Незаметно для себя мы падаем каждое мгновенье. Незаметно для себя возрождаемся и признаёмся, что любим сильнее, чем нам казалось, более самозабвенно, только по-чужому.

Я как мама — мягкая, утраченная, разбитая. Я как мама — сокрушённая и надёжная, Эдди, надёжная. Не приукрашенная, такая, какая есть.

— Клэр? — Диспетчер зовёт меня.

— Тоби.

— В какое время ты родилась?

— Вечером. С первой звездой, распускающейся лучистыми фонарями, точечками-судеб по моим ладоням и палочками по губам. Я родилась в последний месяц лета.

— Ты — наш август — Живой проводит рукой по моим волосам. Будто бы я — его муза. И выдыхает из лёгких цветную пыльцу, свет, которым наполняется вся комната. Моя бесконечность ажурная, с чёрными ласточками на запястьях. С карими глазами — хрустальными, пурпурным сердцем, он не ненавидит, не болеет, не презирает. Он такой же, как я.

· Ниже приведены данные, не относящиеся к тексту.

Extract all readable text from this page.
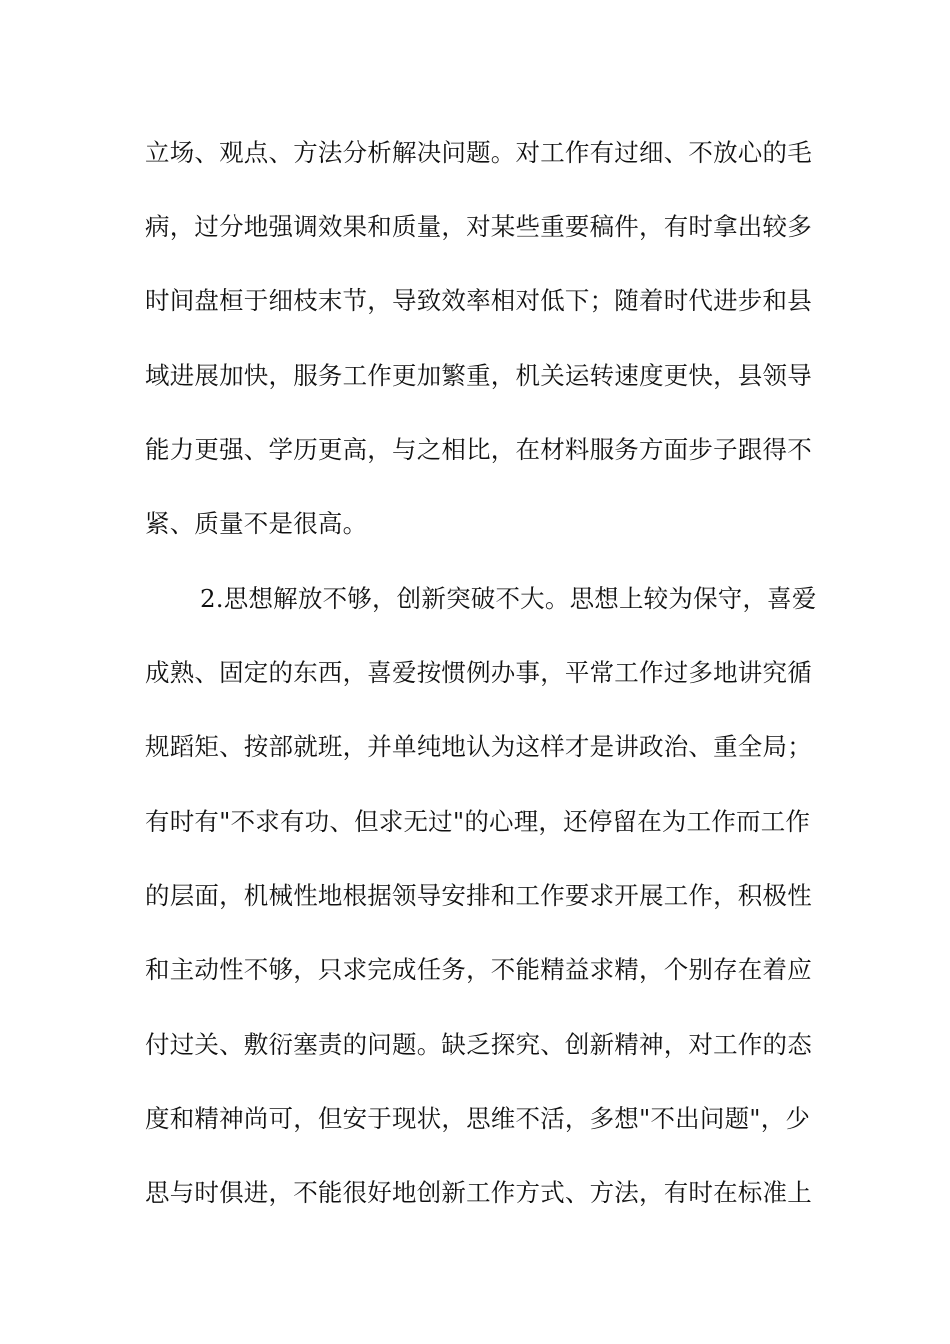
立场、观点、方法分析解决问题。对工作有过细、不放心的毛
病，过分地强调效果和质量，对某些重要稿件，有时拿出较多
时间盘桓于细枝末节，导致效率相对低下；随着时代进步和县
域进展加快，服务工作更加繁重，机关运转速度更快，县领导
能力更强、学历更高，与之相比，在材料服务方面步子跟得不
紧、质量不是很高。
2.思想解放不够，创新突破不大。思想上较为保守，喜爱
成熟、固定的东西，喜爱按惯例办事，平常工作过多地讲究循
规蹈矩、按部就班，并单纯地认为这样才是讲政治、重全局；
有时有"不求有功、但求无过"的心理，还停留在为工作而工作
的层面，机械性地根据领导安排和工作要求开展工作，积极性
和主动性不够，只求完成任务，不能精益求精，个别存在着应
付过关、敷衍塞责的问题。缺乏探究、创新精神，对工作的态
度和精神尚可，但安于现状，思维不活，多想"不出问题"，少
思与时俱进，不能很好地创新工作方式、方法，有时在标准上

Молния вспыхивает опять, но мы уже не боимся.

Держимся за руки, и покачиваемся теперь, словно на ветру. Ловим тени и разговариваем в тишине между раскатами грома.

Сэм Тоби рассказывает о горах. Тейде, Эспадас, Винмаль.

Он всё-равно плачет, не отрывая от меня взгляда.

Шепчет про Средиземное.

Диспетчер поёт.

А я не перестаю повторять: « В центре города непременно станет лучше, ведь теперь там будешь ты».